Despite this, hedge fund managers are investing heavily in companies like Amazon as well as companies that transitioned early to ecommerce, such as Nordstrom. This trend only adds pressure for traditional stores to go online. The study also notes that growth managers, which make long-term investments in companies, are slowly dipping out of the race as hedge fund managers ramp up investment. Investment from growth managers in ecommerce has dropped by as much as 15 percent.

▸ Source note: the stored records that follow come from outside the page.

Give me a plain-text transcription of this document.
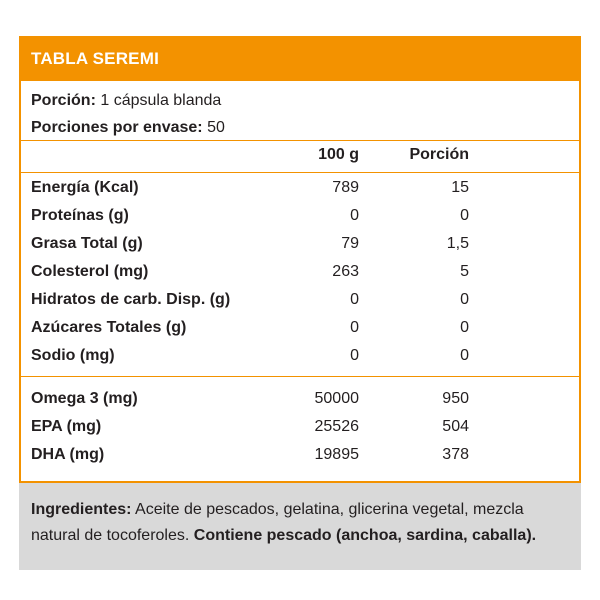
TABLA SEREMI
Porción: 1 cápsula blanda
Porciones por envase: 50
100 g	Porción
Energía (Kcal)	789	15
Proteínas (g)	0	0
Grasa Total (g)	79	1,5
Colesterol (mg)	263	5
Hidratos de carb. Disp. (g)	0	0
Azúcares Totales (g)	0	0
Sodio (mg)	0	0
Omega 3 (mg)	50000	950
EPA (mg)	25526	504
DHA (mg)	19895	378
Ingredientes: Aceite de pescados, gelatina, glicerina vegetal, mezcla natural de tocoferoles. Contiene pescado (anchoa, sardina, caballa).
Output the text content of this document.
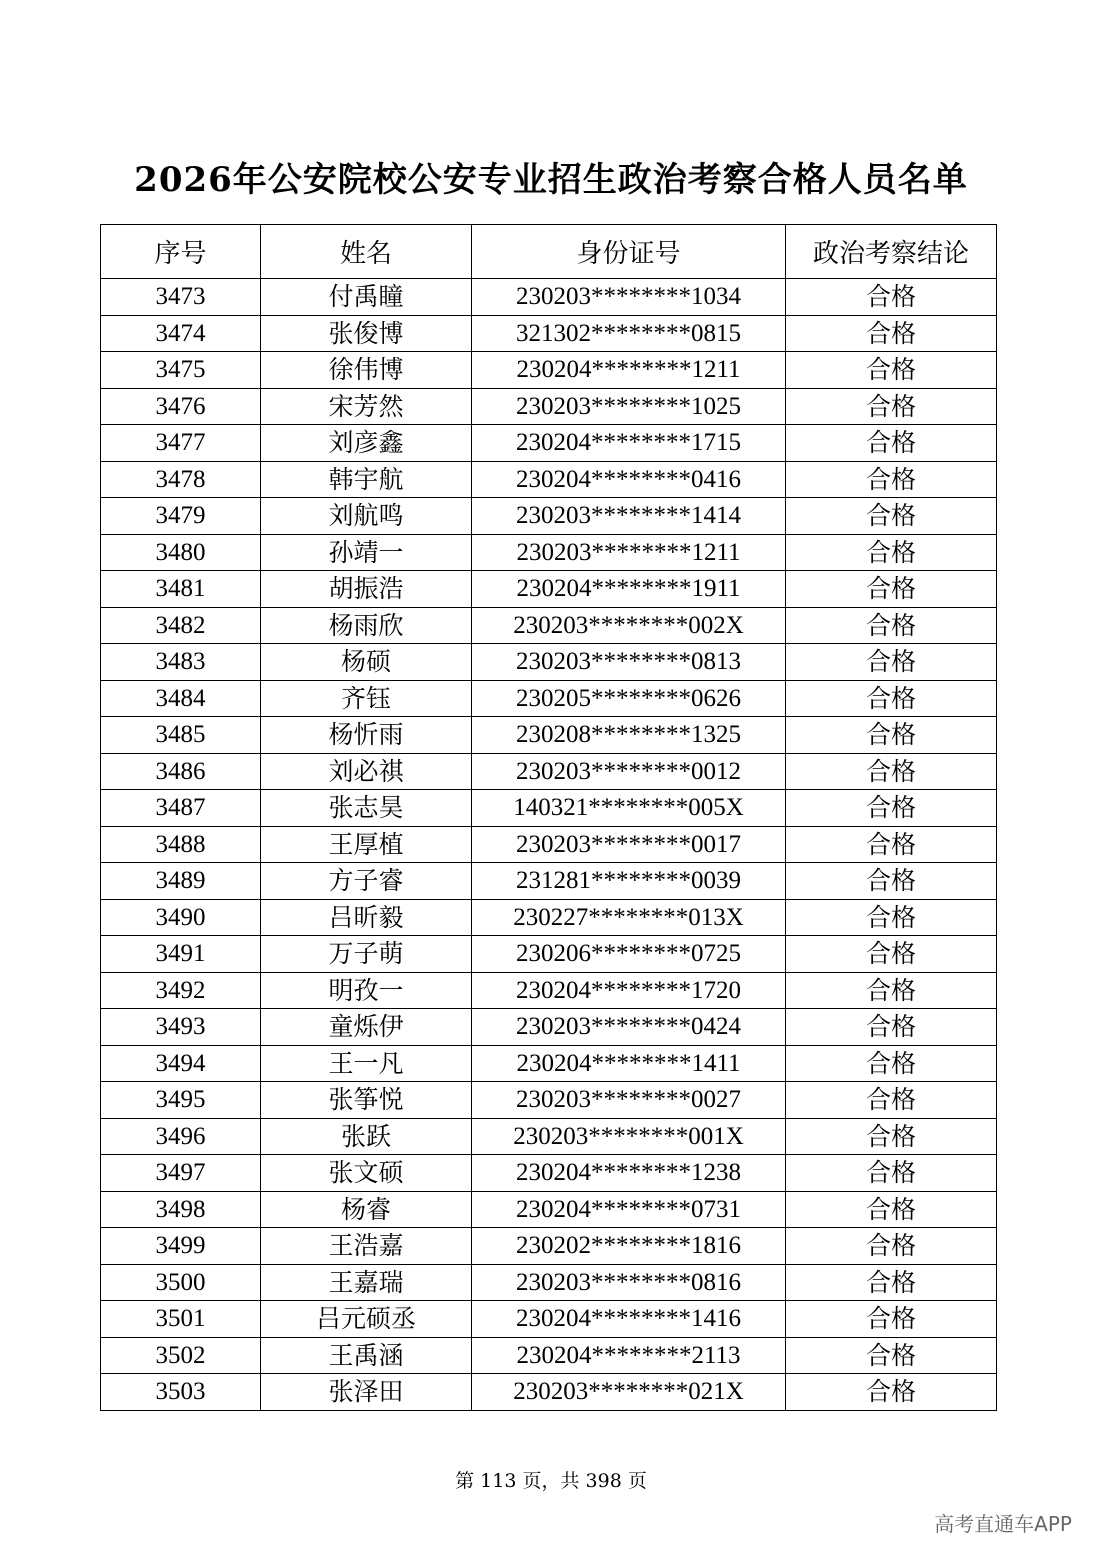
2026年公安院校公安专业招生政治考察合格人员名单
序号	姓名	身份证号	政治考察结论
3473	付禹瞳	230203********1034	合格
3474	张俊博	321302********0815	合格
3475	徐伟博	230204********1211	合格
3476	宋芳然	230203********1025	合格
3477	刘彦鑫	230204********1715	合格
3478	韩宇航	230204********0416	合格
3479	刘航鸣	230203********1414	合格
3480	孙靖一	230203********1211	合格
3481	胡振浩	230204********1911	合格
3482	杨雨欣	230203********002X	合格
3483	杨硕	230203********0813	合格
3484	齐钰	230205********0626	合格
3485	杨忻雨	230208********1325	合格
3486	刘必祺	230203********0012	合格
3487	张志昊	140321********005X	合格
3488	王厚植	230203********0017	合格
3489	方子睿	231281********0039	合格
3490	吕昕毅	230227********013X	合格
3491	万子萌	230206********0725	合格
3492	明孜一	230204********1720	合格
3493	童烁伊	230203********0424	合格
3494	王一凡	230204********1411	合格
3495	张筝悦	230203********0027	合格
3496	张跃	230203********001X	合格
3497	张文硕	230204********1238	合格
3498	杨睿	230204********0731	合格
3499	王浩嘉	230202********1816	合格
3500	王嘉瑞	230203********0816	合格
3501	吕元硕丞	230204********1416	合格
3502	王禹涵	230204********2113	合格
3503	张泽田	230203********021X	合格
第 113 页，共 398 页
高考直通车APP
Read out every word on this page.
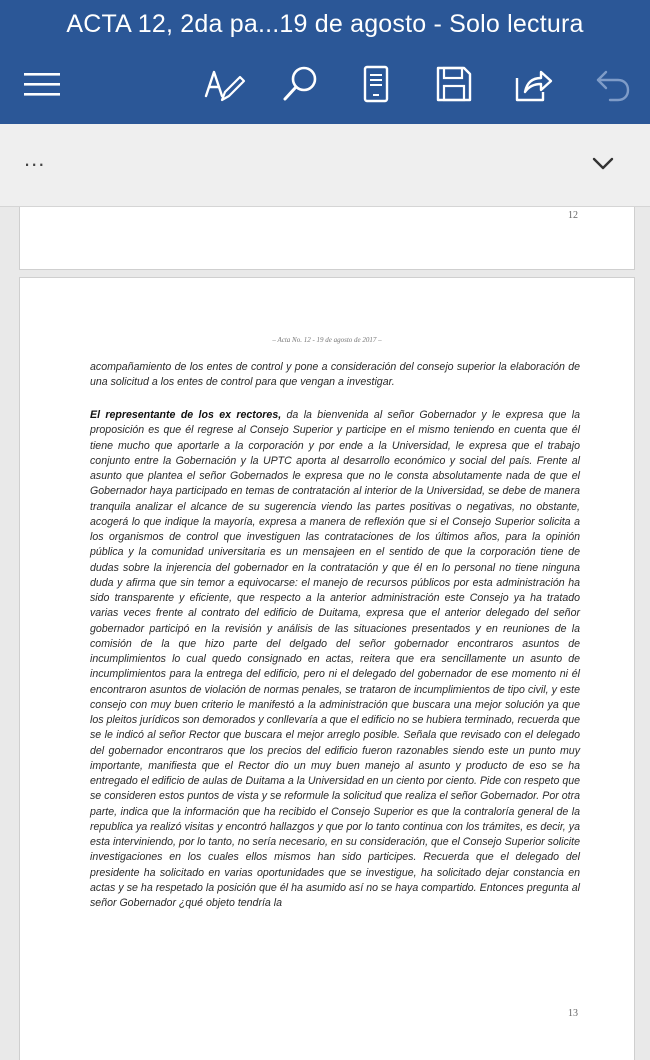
ACTA 12, 2da pa...19 de agosto - Solo lectura
...
12
– Acta No. 12 - 19 de agosto de 2017 –
acompañamiento de los entes de control y pone a consideración del consejo superior la elaboración de una solicitud a los entes de control para que vengan a investigar.
El representante de los ex rectores, da la bienvenida al señor Gobernador y le expresa que la proposición es que él regrese al Consejo Superior y participe en el mismo teniendo en cuenta que él tiene mucho que aportarle a la corporación y por ende a la Universidad, le expresa que el trabajo conjunto entre la Gobernación y la UPTC aporta al desarrollo económico y social del país. Frente al asunto que plantea el señor Gobernados le expresa que no le consta absolutamente nada de que el Gobernador haya participado en temas de contratación al interior de la Universidad, se debe de manera tranquila analizar el alcance de su sugerencia viendo las partes positivas o negativas, no obstante, acogerá lo que indique la mayoría, expresa a manera de reflexión que si el Consejo Superior solicita a los organismos de control que investiguen las contrataciones de los últimos años, para la opinión pública y la comunidad universitaria es un mensajeen en el sentido de que la corporación tiene de dudas sobre la injerencia del gobernador en la contratación y que él en lo personal no tiene ninguna duda y afirma que sin temor a equivocarse: el manejo de recursos públicos por esta administración ha sido transparente y eficiente, que respecto a la anterior administración este Consejo ya ha tratado varias veces frente al contrato del edificio de Duitama, expresa que el anterior delegado del señor gobernador participó en la revisión y análisis de las situaciones presentados y en reuniones de la comisión de la que hizo parte del delgado del señor gobernador encontraros asuntos de incumplimientos lo cual quedo consignado en actas, reitera que era sencillamente un asunto de incumplimientos para la entrega del edificio, pero ni el delegado del gobernador de ese momento ni él encontraron asuntos de violación de normas penales, se trataron de incumplimientos de tipo civil, y este consejo con muy buen criterio le manifestó a la administración que buscara una mejor solución ya que los pleitos jurídicos son demorados y conllevaría a que el edificio no se hubiera terminado, recuerda que se le indicó al señor Rector que buscara el mejor arreglo posible. Señala que revisado con el delegado del gobernador encontraros que los precios del edificio fueron razonables siendo este un punto muy importante, manifiesta que el Rector dio un muy buen manejo al asunto y producto de eso se ha entregado el edificio de aulas de Duitama a la Universidad en un ciento por ciento. Pide con respeto que se consideren estos puntos de vista y se reformule la solicitud que realiza el señor Gobernador. Por otra parte, indica que la información que ha recibido el Consejo Superior es que la contraloría general de la republica ya realizó visitas y encontró hallazgos y que por lo tanto continua con los trámites, es decir, ya esta interviniendo, por lo tanto, no sería necesario, en su consideración, que el Consejo Superior solicite investigaciones en los cuales ellos mismos han sido participes. Recuerda que el delegado del presidente ha solicitado en varias oportunidades que se investigue, ha solicitado dejar constancia en actas y se ha respetado la posición que él ha asumido así no se haya compartido. Entonces pregunta al señor Gobernador ¿qué objeto tendría la
13
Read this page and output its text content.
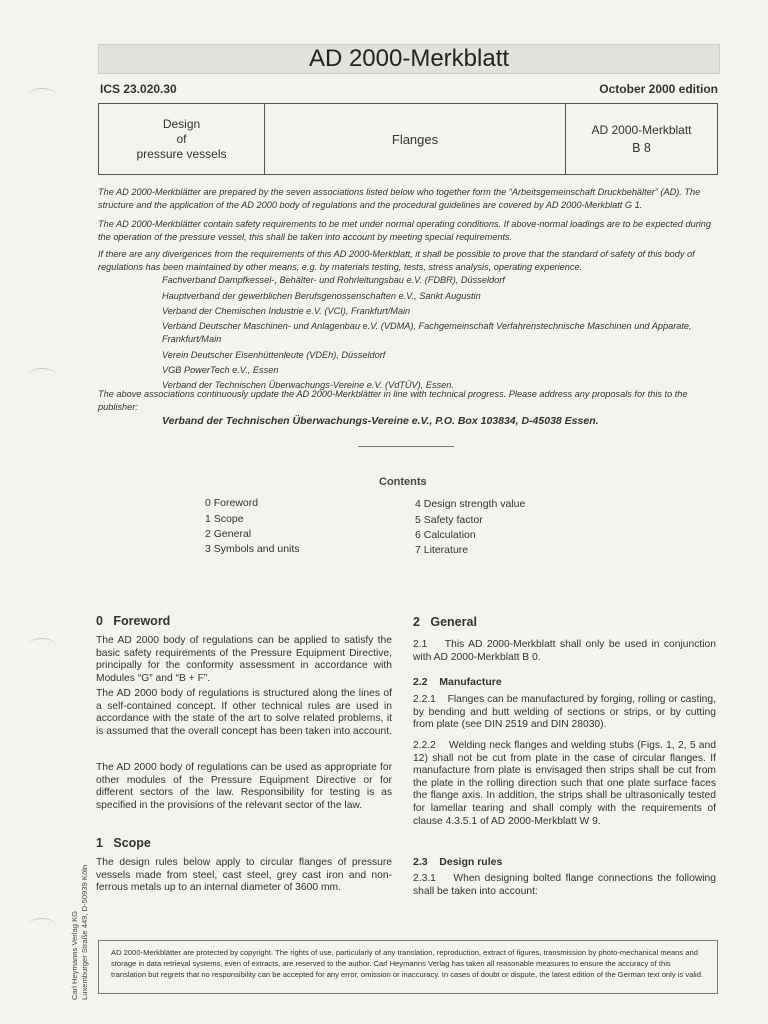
AD 2000-Merkblatt
ICS 23.020.30	October 2000 edition
Design
of
pressure vessels
Flanges
AD 2000-Merkblatt
B 8
The AD 2000-Merkblätter are prepared by the seven associations listed below who together form the “Arbeitsgemeinschaft Druckbehälter” (AD). The structure and the application of the AD 2000 body of regulations and the procedural guidelines are covered by AD 2000-Merkblatt G 1.
The AD 2000-Merkblätter contain safety requirements to be met under normal operating conditions. If above-normal loadings are to be expected during the operation of the pressure vessel, this shall be taken into account by meeting special requirements.
If there are any divergences from the requirements of this AD 2000-Merkblatt, it shall be possible to prove that the standard of safety of this body of regulations has been maintained by other means, e.g. by materials testing, tests, stress analysis, operating experience.
Fachverband Dampfkessel-, Behälter- und Rohrleitungsbau e.V. (FDBR), Düsseldorf
Hauptverband der gewerblichen Berufsgenossenschaften e.V., Sankt Augustin
Verband der Chemischen Industrie e.V. (VCI), Frankfurt/Main
Verband Deutscher Maschinen- und Anlagenbau e.V. (VDMA), Fachgemeinschaft Verfahrenstechnische Maschinen und Apparate, Frankfurt/Main
Verein Deutscher Eisenhüttenleute (VDEh), Düsseldorf
VGB PowerTech e.V., Essen
Verband der Technischen Überwachungs-Vereine e.V. (VdTÜV), Essen.
The above associations continuously update the AD 2000-Merkblätter in line with technical progress. Please address any proposals for this to the publisher:
Verband der Technischen Überwachungs-Vereine e.V., P.O. Box 103834, D-45038 Essen.
Contents
0 Foreword
1 Scope
2 General
3 Symbols and units
4 Design strength value
5 Safety factor
6 Calculation
7 Literature
0   Foreword
The AD 2000 body of regulations can be applied to satisfy the basic safety requirements of the Pressure Equipment Directive, principally for the conformity assessment in accordance with Modules “G” and “B + F”.
The AD 2000 body of regulations is structured along the lines of a self-contained concept. If other technical rules are used in accordance with the state of the art to solve related problems, it is assumed that the overall concept has been taken into account.
The AD 2000 body of regulations can be used as appropriate for other modules of the Pressure Equipment Directive or for different sectors of the law. Responsibility for testing is as specified in the provisions of the relevant sector of the law.
1   Scope
The design rules below apply to circular flanges of pressure vessels made from steel, cast steel, grey cast iron and non-ferrous metals up to an internal diameter of 3600 mm.
2   General
2.1    This AD 2000-Merkblatt shall only be used in conjunction with AD 2000-Merkblatt B 0.
2.2    Manufacture
2.2.1    Flanges can be manufactured by forging, rolling or casting, by bending and butt welding of sections or strips, or by cutting from plate (see DIN 2519 and DIN 28030).
2.2.2    Welding neck flanges and welding stubs (Figs. 1, 2, 5 and 12) shall not be cut from plate in the case of circular flanges. If manufacture from plate is envisaged then strips shall be cut from the plate in the rolling direction such that one plate surface faces the flange axis. In addition, the strips shall be ultrasonically tested for lamellar tearing and shall comply with the requirements of clause 4.3.5.1 of AD 2000-Merkblatt W 9.
2.3    Design rules
2.3.1    When designing bolted flange connections the following shall be taken into account:
AD 2000-Merkblätter are protected by copyright. The rights of use, particularly of any translation, reproduction, extract of figures, transmission by photo-mechanical means and storage in data retrieval systems, even of extracts, are reserved to the author. Carl Heymanns Verlag has taken all reasonable measures to ensure the accuracy of this translation but regrets that no responsibility can be accepted for any error, omission or inaccuracy. In cases of doubt or dispute, the latest edition of the German text only is valid.
Carl Heymanns Verlag KG Luxemburger Straße 449, D-50939 Köln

The most interesting story in this study is about companies that have been able to straddle the gap between having physical stores and maintaining a digital presence. Nordstrom, a beacon of self-disruption, according to Silva, opened an online store in 1998 and since then has made several strategic moves to keep the company growing.

In 2011, it bought HauteLook, a flash-sale site, for $180 million in stock. The company has made investments in online menswear clothier Bonobos and online shoe store Sole Society. It’s also struck up a partnership with online jeweler Baublebar. Nordstrom recently paid $350 million for Trunk Club, an online personal stylist.

In addition to buying and investing, the company has been wise to integrate new additions with its physical stores. For instance, if you buy an item on HauteLook, you can return it at a Nordstrom store. And Baublebar jewelry is sold in all Nordstrom stores.

Part of its success is knowing how brick-and-mortar stores drive sales and what an online presence can do to brighten sales figures. To that point, notice the number of online retailers that are opening up physical stores.  “Bonobo’s opening a brick-and-mortar, and Warby Parker is opening stores, so you’re seeing the reverse transition as well,” says Stiller.

“Ecommerce as an idea itself cannot be the end-all, be-all,” says Silva. He says companies need to know specifically how ecommerce is affecting their business. Just being online will not increase sales.